Kur'an-ı Kerim ve Türkçe Meali Sayfa 417
21. Bu büyük azaptan ayrı olarak, pişman olup doğru yola dönmeleri için onlara daha dünyadayken belâ ve musibetler vererek, küçük azaptan da bir nebze tattıracağız. Bütün bunlara rağmen;
22. Kendisine Rabb'inin ayetleri açıkça tebliğ edildiği hâlde, küstahça onlardan yüz çevirenden daha zalim kim olabilir? Hiç kuşkusuz Biz, o günahkârlara cezalarını mutlaka vereceğiz.
23. Gerçek şu ki, Biz vaktiyle Musa'ya Tevrat adındaki kutsal Kitabı vermiş ve onu İsrail Oğulları'na doğru yolu gösteren bir rehber kılmıştık. Şu hâlde, sakın ona kavuşacağından kuşkuya düşme. Musa'ya nasıl kitap verdiysek, sana da vereceğiz.
24. İsrail Oğulları omuzladıkları mücadelenin zorluklarına sabırla göğüs gerdikleri ve ayetlerimize gereğince inandıkları sürece, onların içinden, buyruklarımız doğrultusunda toplumlarını doğru yola ileten önderler çıkarmıştık. İşte siz de aynı tavrı gösterirseniz, sizi de tüm insanlığın öncüleri ve önderleri kılacağız.
25. Hiç kuşkusuz Rabb'in, insanların anlaşmazlığa düştükleri bütün tartışmalı konularda, Hesap Günü aralarında kesin hükmünü verecektir. Öyleyse o Gün gelip çatmadan önce, insanlık tarihinden ibret alıp düşünsünler:
26. Kendilerinden önce yaşamış olan ve hâlen yurtlarında gezip dolaştıkları nice nesilleri helâk etmiş olmamız, o inkârcıları yola getirmedi mi?
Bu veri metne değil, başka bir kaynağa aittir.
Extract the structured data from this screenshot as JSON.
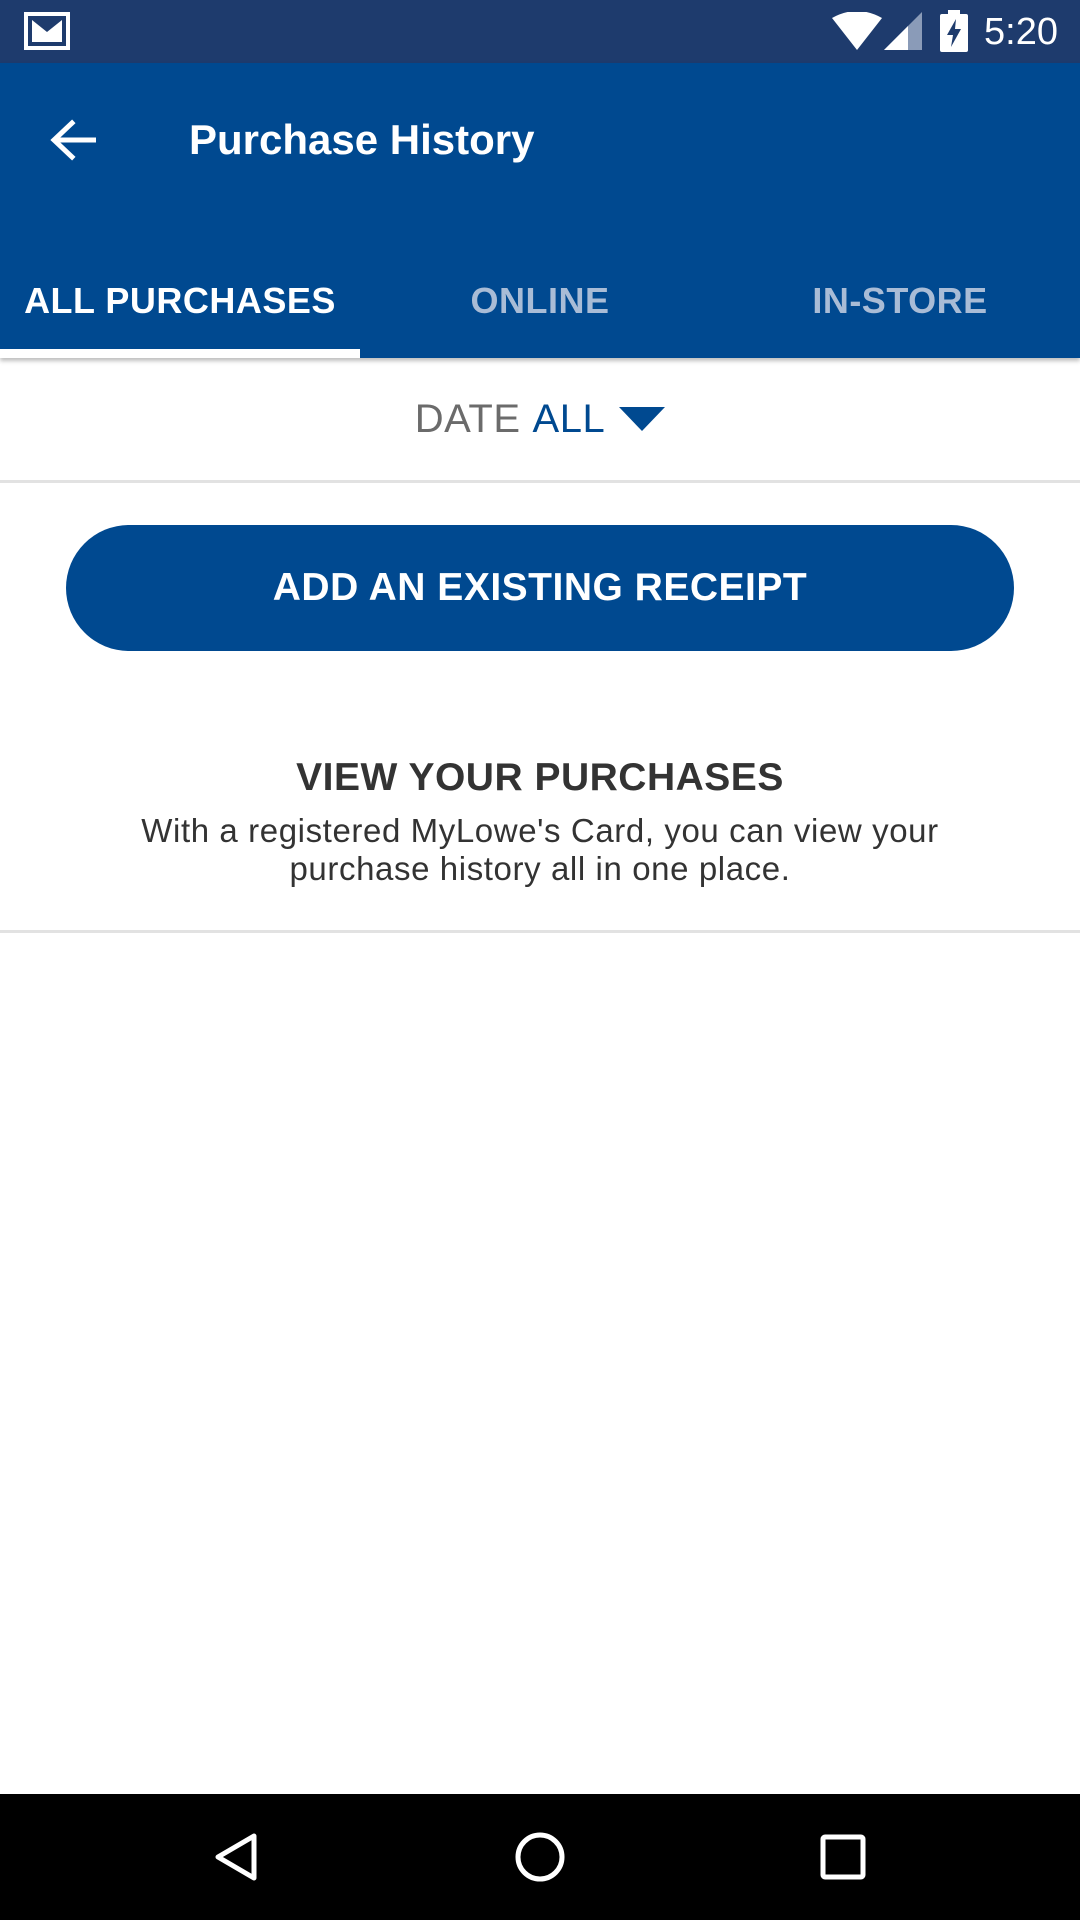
{
  "status_bar": {
    "time": "5:20",
    "icons": [
      "gmail-icon",
      "wifi-icon",
      "signal-icon",
      "battery-charging-icon"
    ]
  },
  "app_bar": {
    "title": "Purchase History",
    "back_icon": "arrow-left-icon"
  },
  "tabs": [
    {
      "label": "ALL PURCHASES",
      "active": true
    },
    {
      "label": "ONLINE",
      "active": false
    },
    {
      "label": "IN-STORE",
      "active": false
    }
  ],
  "date_filter": {
    "label": "DATE",
    "value": "ALL",
    "icon": "caret-down-icon"
  },
  "add_receipt": {
    "label": "ADD AN EXISTING RECEIPT"
  },
  "info": {
    "title": "VIEW YOUR PURCHASES",
    "text": "With a registered MyLowe's Card, you can view your purchase history all in one place."
  },
  "nav_bar": {
    "icons": [
      "nav-back-icon",
      "nav-home-icon",
      "nav-recents-icon"
    ]
  },
  "colors": {
    "status_bar": "#1e3b6d",
    "brand_blue": "#004990",
    "inactive_tab": "#a9bcd6",
    "divider": "#e2e2e2",
    "body_text": "#333333"
  }
}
Hiç kuşkusuz bunda, aklını kullanan insanlar için nice ibretler ve deliller vardır. Hâlâ gerçeğin sesine kulak vermeyecekler mi?
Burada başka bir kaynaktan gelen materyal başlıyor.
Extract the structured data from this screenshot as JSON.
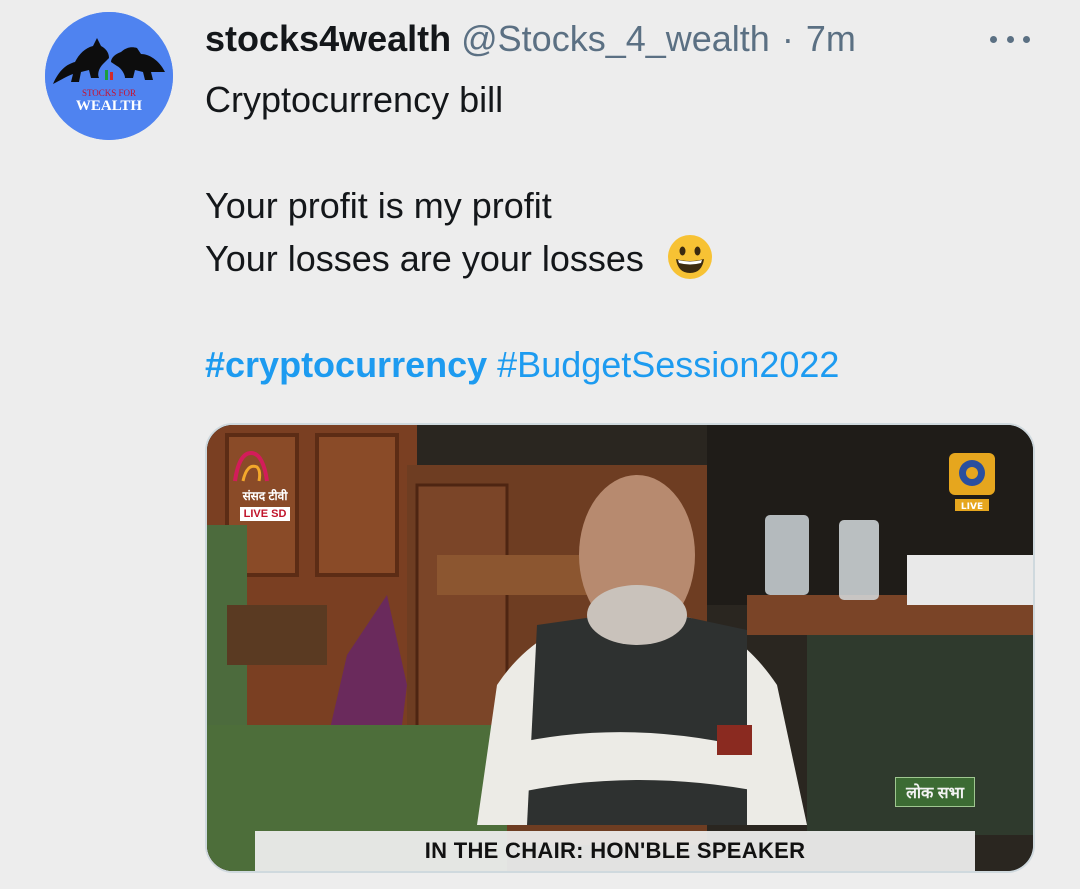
{
  "author": {
    "display_name": "stocks4wealth",
    "handle": "@Stocks_4_wealth",
    "separator": "·",
    "time": "7m",
    "avatar_text_top": "STOCKS FOR",
    "avatar_text_bottom": "WEALTH"
  },
  "tweet": {
    "lines": [
      "Cryptocurrency bill",
      "",
      "Your profit is my profit",
      "Your losses are your losses"
    ],
    "emoji": "grinning-face-emoji",
    "hashtags": [
      {
        "text": "#cryptocurrency",
        "bold": true
      },
      {
        "text": "#BudgetSession2022",
        "bold": false
      }
    ]
  },
  "media": {
    "channel_hindi": "संसद टीवी",
    "channel_live": "LIVE",
    "channel_quality": "SD",
    "dd_live": "LIVE",
    "lok_sabha": "लोक सभा",
    "caption": "IN THE CHAIR: HON'BLE SPEAKER"
  },
  "icons": {
    "more": "more-horizontal-icon"
  },
  "colors": {
    "background": "#ededed",
    "link": "#1d9bf0",
    "muted": "#5b7083",
    "avatar_bg": "#4f83f0"
  }
}
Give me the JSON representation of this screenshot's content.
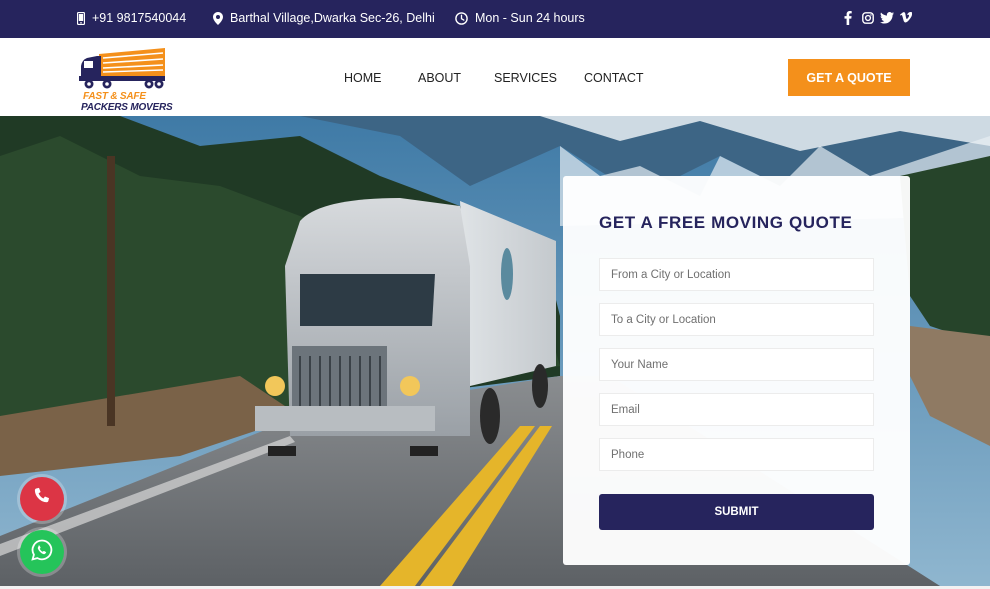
{
  "topbar": {
    "phone": "+91 9817540044",
    "address": "Barthal Village,Dwarka Sec-26, Delhi",
    "hours": "Mon - Sun 24 hours",
    "social_icons": [
      "facebook-icon",
      "instagram-icon",
      "twitter-icon",
      "vimeo-icon"
    ]
  },
  "header": {
    "logo_line1": "FAST & SAFE",
    "logo_line2": "PACKERS MOVERS",
    "nav": [
      "HOME",
      "ABOUT",
      "SERVICES",
      "CONTACT"
    ],
    "cta": "GET A QUOTE"
  },
  "form": {
    "title": "GET A FREE MOVING QUOTE",
    "from_placeholder": "From a City or Location",
    "to_placeholder": "To a City or Location",
    "name_placeholder": "Your Name",
    "email_placeholder": "Email",
    "phone_placeholder": "Phone",
    "submit": "SUBMIT"
  },
  "floating": {
    "call_icon": "phone-icon",
    "whatsapp_icon": "whatsapp-icon"
  },
  "colors": {
    "primary": "#26245d",
    "accent": "#f4901b",
    "call": "#dc3545",
    "whatsapp": "#25c45a"
  }
}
27. Susuzluktan çatlamış çorak topraklara nasıl yağmur gönderdiğimizi ve o su sayesinde, kendilerinin ve hayvanlarının yiyeceği bitkileri nasıl yeşerttiğimizi görmüyorlar mı? Ölü toprağa bir yağmurla yeniden hayat veren Allah'ın, kendilerini de bir gün dirilteceğini düşünmüyorlar mı?
28. Âhireti inkâr edenler, "Eğer iddianızda doğru iseniz söyleyin bakalım, bu sözünü ettiğiniz hüküm Günü ne zaman gelip çatacak?" diyorlar.
29. Onlara de ki: "Ne zaman olacağını bilemem, fakat şurası kesindir ki, Hüküm Günü gelip çattığı zaman, şimdi onu inkâr etmiş olanlara o günkü imanları hiçbir fayda sağlamayacak ve onlara, hatalarını telâfi etmeleri için bir fırsat da verilmeyecektir."
30. Ey Müslüman! Mademki onlar bunca öğüt ve uyarılara rağmen hâlâ inkârda diretiyorlar, o hâlde, onları inkârlarıyla baş başa bırak ve hakkınızda Rabb'inin vereceği hükmü bekle. Zaten onlar da başlarına gelecek korkunç akıbeti bekliyorlar.